A investigação sobre a morte da soldada da Polícia Militar Gisele Santana, ocorrida no dia 18 de fevereiro no centro de São Paulo, entrou em uma nova fase após a exumação de seu corpo, realizada na última sexta-feira (6). Novas análises periciais identificaram marcas no pescoço e em outras partes do corpo da policial, o que levantou dúvidas sobre a versão inicial do caso. Gisele foi encontrada morta com um tiro na cabeça no apartamento onde morava com o marido, o tenente-coronel Geraldo Leite Rosa Neto, na região do Brás.
Com a descoberta das lesões, médicos legistas do Instituto Médico-Legal (IML) realizaram exames de imagem complementares, como uma tomografia, para avaliar detalhadamente a região cervical. O foco das autoridades agora é determinar se a policial sofreu algum tipo de estrangulamento ou compressão manual antes de ser atingida pelo disparo. Essa nova linha de apuração soma-se ao depoimento de um bombeiro experiente que atendeu a ocorrência e estranhou a forma como a arma estava posicionada na mão da vítima, registrando fotos por considerar a cena atípica para casos de suicídio.

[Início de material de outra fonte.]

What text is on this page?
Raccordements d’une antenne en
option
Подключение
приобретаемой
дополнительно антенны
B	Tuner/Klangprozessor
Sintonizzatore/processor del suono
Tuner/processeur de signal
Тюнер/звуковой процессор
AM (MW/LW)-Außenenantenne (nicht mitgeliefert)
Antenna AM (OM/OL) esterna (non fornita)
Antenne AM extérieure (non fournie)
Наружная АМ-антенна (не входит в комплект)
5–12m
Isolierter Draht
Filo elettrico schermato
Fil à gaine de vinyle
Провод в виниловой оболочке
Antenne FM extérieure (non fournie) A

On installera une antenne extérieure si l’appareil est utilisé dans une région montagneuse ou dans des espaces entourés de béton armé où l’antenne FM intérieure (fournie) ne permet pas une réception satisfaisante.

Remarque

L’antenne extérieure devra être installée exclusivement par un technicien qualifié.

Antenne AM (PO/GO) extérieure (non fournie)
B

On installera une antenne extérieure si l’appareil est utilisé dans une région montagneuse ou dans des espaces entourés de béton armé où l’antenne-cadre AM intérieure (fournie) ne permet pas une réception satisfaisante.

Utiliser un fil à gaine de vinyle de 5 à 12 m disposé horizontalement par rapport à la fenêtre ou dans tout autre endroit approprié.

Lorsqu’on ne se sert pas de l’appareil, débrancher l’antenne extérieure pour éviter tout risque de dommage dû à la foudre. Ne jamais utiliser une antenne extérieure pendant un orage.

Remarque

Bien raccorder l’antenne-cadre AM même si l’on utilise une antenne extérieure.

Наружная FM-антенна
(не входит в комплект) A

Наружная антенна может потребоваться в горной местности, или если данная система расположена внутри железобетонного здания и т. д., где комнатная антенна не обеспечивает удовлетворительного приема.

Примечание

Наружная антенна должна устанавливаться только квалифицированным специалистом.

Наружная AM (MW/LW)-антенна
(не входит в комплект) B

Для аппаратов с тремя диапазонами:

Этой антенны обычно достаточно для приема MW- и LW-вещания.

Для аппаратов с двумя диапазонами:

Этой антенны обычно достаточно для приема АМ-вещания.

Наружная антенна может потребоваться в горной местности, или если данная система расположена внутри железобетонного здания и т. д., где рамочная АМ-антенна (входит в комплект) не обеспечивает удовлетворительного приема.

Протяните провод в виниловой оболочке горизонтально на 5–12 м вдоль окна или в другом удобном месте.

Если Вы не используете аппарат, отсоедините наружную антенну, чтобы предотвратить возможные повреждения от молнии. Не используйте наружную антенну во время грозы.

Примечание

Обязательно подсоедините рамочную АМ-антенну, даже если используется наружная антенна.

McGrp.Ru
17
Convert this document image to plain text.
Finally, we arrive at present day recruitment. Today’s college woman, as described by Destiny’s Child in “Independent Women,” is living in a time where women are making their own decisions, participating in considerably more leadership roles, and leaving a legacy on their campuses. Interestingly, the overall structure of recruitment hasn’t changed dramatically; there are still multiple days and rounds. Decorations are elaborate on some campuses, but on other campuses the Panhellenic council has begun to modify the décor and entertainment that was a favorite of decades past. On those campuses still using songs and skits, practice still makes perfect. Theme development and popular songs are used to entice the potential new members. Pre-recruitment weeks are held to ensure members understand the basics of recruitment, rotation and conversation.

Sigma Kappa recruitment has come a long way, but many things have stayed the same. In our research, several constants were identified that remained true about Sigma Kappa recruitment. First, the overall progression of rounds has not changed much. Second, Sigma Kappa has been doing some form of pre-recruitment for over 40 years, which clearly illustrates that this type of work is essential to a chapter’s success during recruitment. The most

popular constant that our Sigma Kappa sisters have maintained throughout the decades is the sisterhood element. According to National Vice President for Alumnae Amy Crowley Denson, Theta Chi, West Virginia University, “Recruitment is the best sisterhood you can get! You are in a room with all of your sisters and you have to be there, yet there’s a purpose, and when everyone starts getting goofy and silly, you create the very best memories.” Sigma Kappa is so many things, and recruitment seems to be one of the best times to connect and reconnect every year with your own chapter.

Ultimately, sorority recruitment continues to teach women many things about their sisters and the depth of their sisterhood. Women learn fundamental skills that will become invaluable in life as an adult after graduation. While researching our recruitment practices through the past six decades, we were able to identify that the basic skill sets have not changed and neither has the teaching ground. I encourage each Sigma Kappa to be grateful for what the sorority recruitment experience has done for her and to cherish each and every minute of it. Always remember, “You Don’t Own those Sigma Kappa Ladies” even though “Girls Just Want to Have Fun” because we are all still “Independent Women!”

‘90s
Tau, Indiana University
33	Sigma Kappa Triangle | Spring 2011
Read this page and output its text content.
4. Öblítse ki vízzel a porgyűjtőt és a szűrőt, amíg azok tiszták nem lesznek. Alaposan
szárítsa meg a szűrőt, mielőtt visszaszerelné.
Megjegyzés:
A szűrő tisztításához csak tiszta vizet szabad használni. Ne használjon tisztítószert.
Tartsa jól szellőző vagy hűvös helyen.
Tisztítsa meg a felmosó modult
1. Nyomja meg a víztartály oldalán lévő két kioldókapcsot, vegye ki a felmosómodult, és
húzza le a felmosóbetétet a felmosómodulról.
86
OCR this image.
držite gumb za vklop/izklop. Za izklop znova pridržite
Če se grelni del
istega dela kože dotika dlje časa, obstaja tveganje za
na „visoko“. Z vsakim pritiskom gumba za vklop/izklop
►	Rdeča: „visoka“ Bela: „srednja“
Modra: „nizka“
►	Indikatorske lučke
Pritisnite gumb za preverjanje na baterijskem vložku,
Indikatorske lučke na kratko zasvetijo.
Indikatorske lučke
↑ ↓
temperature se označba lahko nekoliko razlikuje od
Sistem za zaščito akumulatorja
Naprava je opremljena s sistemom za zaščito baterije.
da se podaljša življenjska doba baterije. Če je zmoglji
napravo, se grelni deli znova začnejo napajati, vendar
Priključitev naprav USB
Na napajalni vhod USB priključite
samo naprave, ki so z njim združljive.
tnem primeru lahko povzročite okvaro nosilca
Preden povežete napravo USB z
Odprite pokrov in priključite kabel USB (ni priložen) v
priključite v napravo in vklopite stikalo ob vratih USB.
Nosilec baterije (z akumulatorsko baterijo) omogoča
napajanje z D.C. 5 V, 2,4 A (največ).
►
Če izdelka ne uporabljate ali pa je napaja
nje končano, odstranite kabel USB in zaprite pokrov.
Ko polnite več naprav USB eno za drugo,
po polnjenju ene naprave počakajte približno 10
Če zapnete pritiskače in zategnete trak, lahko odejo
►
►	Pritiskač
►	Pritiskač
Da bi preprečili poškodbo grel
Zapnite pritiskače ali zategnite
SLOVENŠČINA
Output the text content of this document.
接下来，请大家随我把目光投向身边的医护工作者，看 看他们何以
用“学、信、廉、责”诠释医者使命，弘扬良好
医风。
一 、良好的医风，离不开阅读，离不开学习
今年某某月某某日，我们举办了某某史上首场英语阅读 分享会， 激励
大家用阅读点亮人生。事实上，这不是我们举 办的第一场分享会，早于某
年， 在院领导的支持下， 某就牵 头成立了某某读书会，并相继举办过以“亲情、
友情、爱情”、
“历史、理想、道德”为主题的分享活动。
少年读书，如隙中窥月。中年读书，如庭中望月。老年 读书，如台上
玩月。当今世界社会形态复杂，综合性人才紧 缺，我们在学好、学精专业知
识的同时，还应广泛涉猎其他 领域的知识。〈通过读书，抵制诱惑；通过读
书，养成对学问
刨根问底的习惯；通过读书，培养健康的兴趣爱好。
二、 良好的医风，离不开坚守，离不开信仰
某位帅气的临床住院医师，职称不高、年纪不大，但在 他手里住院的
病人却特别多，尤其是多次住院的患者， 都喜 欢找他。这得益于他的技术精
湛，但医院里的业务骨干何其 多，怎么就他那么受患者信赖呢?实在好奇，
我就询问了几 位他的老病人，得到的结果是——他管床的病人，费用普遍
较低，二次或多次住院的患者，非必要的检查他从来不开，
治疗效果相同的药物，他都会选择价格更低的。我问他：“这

Além da posição da arma, outros detalhes na cena do crime chamaram a atenção dos investigadores, como o fato de o sangue já estar coagulado quando o socorro chegou e o sumiço do cartucho da bala, que não foi localizado no imóvel. Apesar dos indícios que sugerem uma possível alteração no local ou uma dinâmica diferente da relatada, o marido da policial mantém a afirmação de que ela tirou a própria vida. Através de nota, a defesa do tenente-coronel ressaltou que ele não é considerado suspeito ou indiciado, e que tem colaborado voluntariamente com todos os passos da apuração policial.
O caso segue sob sigilo enquanto os laudos da exumação e as perícias de imagem não são concluídos. A Polícia Civil também analisa a presença de um desembargador no apartamento logo após o ocorrido; a defesa do magistrado afirmou que ele esteve no local apenas para prestar apoio ao amigo e que está à disposição para eventuais esclarecimentos. A expectativa é que os resultados dos exames complementares tragam a resposta definitiva sobre se houve luta corporal ou intervenção de terceiros antes do disparo fatal.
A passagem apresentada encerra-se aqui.